Today we began by discussing what the program could be and what the participants' expectations are. The program will be driven by what they seek to get out of it. They are very interested in becoming better at public speaking, getting up in front of people without being scared or nervous. They are also interested in learning about Shakespeare and acting in general. It was decided that the final performance, which they all want to do, will be a showcase of scenes and monologues rather than a full production. This decision was made based on the participants’ experience with people being released from prison during the rehearsal process and on audience members leaving mid-performance, which they thought would be distracting. We discussed creating a safe environment of trust and ensemble, and the importance of that in learning to express our emotions on stage. We then warmed up, and then did some theatre games and exercises to establish trust, ensemble, quick thinking and focus. Some of the exercises require strong eye contact, and we discussed the importance of that. One participant who is wary of eye contact brought up her fear, and we discussed why that might be. One participant posited that it is probably a defense mechanism, and the participant with the issue agreed.

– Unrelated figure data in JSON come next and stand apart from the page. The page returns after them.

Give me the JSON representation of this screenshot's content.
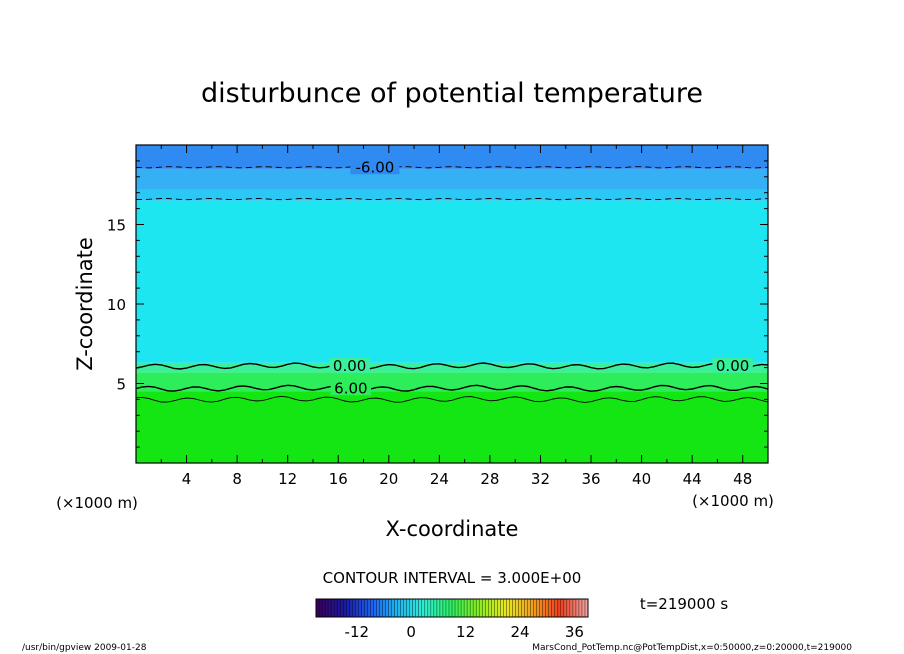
{
  "chart_data": {
    "type": "heatmap",
    "title": "disturbunce of potential temperature",
    "xlabel": "X-coordinate",
    "ylabel": "Z-coordinate",
    "x_unit_left": "(×1000 m)",
    "x_unit_right": "(×1000 m)",
    "xlim": [
      0,
      50
    ],
    "ylim": [
      0,
      20
    ],
    "x_ticks": [
      "4",
      "8",
      "12",
      "16",
      "20",
      "24",
      "28",
      "32",
      "36",
      "40",
      "44",
      "48"
    ],
    "x_tick_values": [
      4,
      8,
      12,
      16,
      20,
      24,
      28,
      32,
      36,
      40,
      44,
      48
    ],
    "y_ticks": [
      "5",
      "10",
      "15"
    ],
    "y_tick_values": [
      5,
      10,
      15
    ],
    "regions": [
      {
        "z_from": 0,
        "z_to": 4.5,
        "value": 5,
        "color": "#14e614"
      },
      {
        "z_from": 4.5,
        "z_to": 5.7,
        "value": 2,
        "color": "#2dee5a"
      },
      {
        "z_from": 5.7,
        "z_to": 6.3,
        "value": 1,
        "color": "#3bf09a"
      },
      {
        "z_from": 6.3,
        "z_to": 16.5,
        "value": -1,
        "color": "#1ee6f0"
      },
      {
        "z_from": 16.5,
        "z_to": 17.2,
        "value": -3,
        "color": "#2cc8f5"
      },
      {
        "z_from": 17.2,
        "z_to": 18.5,
        "value": -5,
        "color": "#35b0f5"
      },
      {
        "z_from": 18.5,
        "z_to": 20,
        "value": -7,
        "color": "#2f8af2"
      }
    ],
    "contours": [
      {
        "value": -6.0,
        "label": "-6.00",
        "z": 18.6,
        "style": "dashed",
        "label_x": 18.9
      },
      {
        "value": -3.0,
        "label": "",
        "z": 16.6,
        "style": "dashed"
      },
      {
        "value": 0.0,
        "label": "0.00",
        "z": 6.1,
        "style": "solid",
        "label_x": [
          16.9,
          47.2
        ]
      },
      {
        "value": 6.0,
        "label": "6.00",
        "z": 4.7,
        "style": "solid",
        "label_x": 17.0
      },
      {
        "value": 9.0,
        "label": "",
        "z": 4.0,
        "style": "solid"
      }
    ],
    "contour_interval_text": "CONTOUR INTERVAL = 3.000E+00",
    "time_text": "t=219000 s",
    "colorbar": {
      "tick_labels": [
        "-12",
        "0",
        "12",
        "24",
        "36"
      ],
      "tick_values": [
        -12,
        0,
        12,
        24,
        36
      ],
      "range": [
        -21,
        39
      ],
      "colors": [
        "#3a0060",
        "#1a1aa0",
        "#1f5ef0",
        "#1fb8f0",
        "#2ef0d0",
        "#2ef060",
        "#8af020",
        "#e8e820",
        "#f0a020",
        "#f04020",
        "#f0a0a0"
      ]
    }
  },
  "footer": {
    "left": "/usr/bin/gpview   2009-01-28",
    "right": "MarsCond_PotTemp.nc@PotTempDist,x=0:50000,z=0:20000,t=219000"
  }
}
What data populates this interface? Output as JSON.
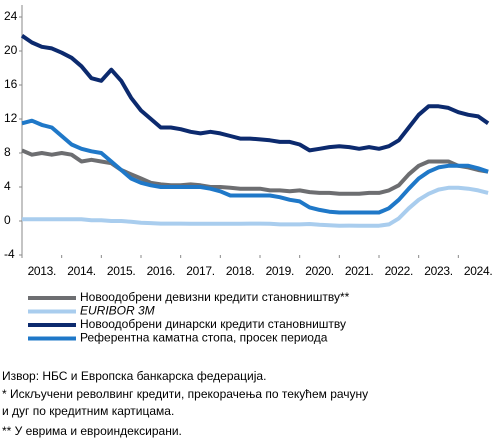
{
  "chart_data": {
    "type": "line",
    "x": [
      2013,
      2013.25,
      2013.5,
      2013.75,
      2014,
      2014.25,
      2014.5,
      2014.75,
      2015,
      2015.25,
      2015.5,
      2015.75,
      2016,
      2016.25,
      2016.5,
      2016.75,
      2017,
      2017.25,
      2017.5,
      2017.75,
      2018,
      2018.25,
      2018.5,
      2018.75,
      2019,
      2019.25,
      2019.5,
      2019.75,
      2020,
      2020.25,
      2020.5,
      2020.75,
      2021,
      2021.25,
      2021.5,
      2021.75,
      2022,
      2022.25,
      2022.5,
      2022.75,
      2023,
      2023.25,
      2023.5,
      2023.75,
      2024,
      2024.25,
      2024.5,
      2024.75
    ],
    "series": [
      {
        "name": "Новоодобрени девизни кредити становништву**",
        "color": "#6d6e71",
        "values": [
          8.3,
          7.8,
          8.0,
          7.8,
          8.0,
          7.8,
          7.0,
          7.2,
          7.0,
          6.8,
          6.0,
          5.5,
          5.0,
          4.5,
          4.3,
          4.2,
          4.2,
          4.3,
          4.2,
          4.0,
          4.0,
          3.9,
          3.8,
          3.8,
          3.8,
          3.6,
          3.6,
          3.5,
          3.6,
          3.4,
          3.3,
          3.3,
          3.2,
          3.2,
          3.2,
          3.3,
          3.3,
          3.6,
          4.2,
          5.5,
          6.5,
          7.0,
          7.0,
          7.0,
          6.5,
          6.3,
          6.0,
          5.8
        ]
      },
      {
        "name": "EURIBOR 3M",
        "color": "#a9cdee",
        "italic": true,
        "values": [
          0.2,
          0.2,
          0.2,
          0.2,
          0.2,
          0.2,
          0.2,
          0.1,
          0.1,
          0.0,
          0.0,
          -0.1,
          -0.2,
          -0.25,
          -0.3,
          -0.3,
          -0.3,
          -0.33,
          -0.33,
          -0.33,
          -0.33,
          -0.32,
          -0.32,
          -0.31,
          -0.31,
          -0.32,
          -0.4,
          -0.4,
          -0.4,
          -0.35,
          -0.45,
          -0.5,
          -0.55,
          -0.54,
          -0.55,
          -0.56,
          -0.55,
          -0.4,
          0.3,
          1.5,
          2.5,
          3.2,
          3.7,
          3.9,
          3.9,
          3.8,
          3.6,
          3.3
        ]
      },
      {
        "name": "Новоодобрени динарски кредити становништву",
        "color": "#0c2a6e",
        "values": [
          21.8,
          21.0,
          20.5,
          20.3,
          19.8,
          19.2,
          18.2,
          16.8,
          16.5,
          17.8,
          16.5,
          14.5,
          13.0,
          12.0,
          11.0,
          11.0,
          10.8,
          10.5,
          10.3,
          10.5,
          10.3,
          10.0,
          9.7,
          9.7,
          9.6,
          9.5,
          9.3,
          9.3,
          9.0,
          8.3,
          8.5,
          8.7,
          8.8,
          8.7,
          8.5,
          8.7,
          8.5,
          8.8,
          9.5,
          11.0,
          12.5,
          13.5,
          13.5,
          13.3,
          12.8,
          12.5,
          12.3,
          11.5
        ]
      },
      {
        "name": "Референтна каматна стопа, просек периода",
        "color": "#1f78c8",
        "values": [
          11.5,
          11.8,
          11.3,
          11.0,
          10.0,
          9.0,
          8.5,
          8.2,
          8.0,
          7.0,
          6.0,
          5.0,
          4.5,
          4.2,
          4.0,
          4.0,
          4.0,
          4.0,
          4.0,
          3.8,
          3.5,
          3.0,
          3.0,
          3.0,
          3.0,
          3.0,
          2.8,
          2.5,
          2.3,
          1.6,
          1.3,
          1.1,
          1.0,
          1.0,
          1.0,
          1.0,
          1.0,
          1.5,
          2.5,
          3.8,
          5.0,
          5.8,
          6.3,
          6.5,
          6.5,
          6.5,
          6.2,
          5.8
        ]
      }
    ],
    "xlim": [
      2013,
      2025
    ],
    "xticks": [
      {
        "value": 2013,
        "label": "2013."
      },
      {
        "value": 2014,
        "label": "2014."
      },
      {
        "value": 2015,
        "label": "2015."
      },
      {
        "value": 2016,
        "label": "2016."
      },
      {
        "value": 2017,
        "label": "2017."
      },
      {
        "value": 2018,
        "label": "2018."
      },
      {
        "value": 2019,
        "label": "2019."
      },
      {
        "value": 2020,
        "label": "2020."
      },
      {
        "value": 2021,
        "label": "2021."
      },
      {
        "value": 2022,
        "label": "2022."
      },
      {
        "value": 2023,
        "label": "2023."
      },
      {
        "value": 2024,
        "label": "2024."
      }
    ],
    "ylim": [
      -4,
      24
    ],
    "yticks": [
      -4,
      0,
      4,
      8,
      12,
      16,
      20,
      24
    ],
    "grid": false,
    "notes": [
      "Извор: НБС и Европска банкарска федерација.",
      "* Искључени револвинг кредити, прекорачења по текућем рачуну",
      "и дуг по кредитним картицама.",
      "** У еврима и евроиндексирани."
    ]
  }
}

I distributed the “What a piece of work is a man” monologue from “Hamlet.” After reading over it silently, we went around the circle, each person reading from punctuation to punctuation. We discussed what was going on in the monologue in general, and then broke it down phrase by phrase.
Everyone got up individually to read the monologue. Participants in the audience gave good constructive criticism to whomever was reading, and each person improved the second time she did the monologue. The participants then insisted that I perform the monologue, and they then expressed that they wished they had seen me do it first, since it gave them a lot of good ideas. I told them that I hadn’t because I didn’t want them to copy me, but I may do it in the future since they wanted it so much. They promised that if I did they would not copy me, but would simply use the example to give them ideas.
We then did an exercise in which each participant walks across the stage and the audience analyzes the walk. We noted that each person’s walk was different, and we discussed what about the walk communicated whatever we interpreted, and why that is important onstage, as well as in life.
In closing, we discussed how the day had gone. The participants all agreed that they had enjoyed themselves. One said she already felt less nervous about public speaking, that she already trusts the group. Another said she felt liberated by performing the monologue, and all the others agreed. They decided that they want to continue next week with monologues and do scene work later.
I am very encouraged by the discoveries everyone is already making - I am especially excited by the participant who declared that she no longer has stage fright after just two readings of the monologue. It was a very good start to the program.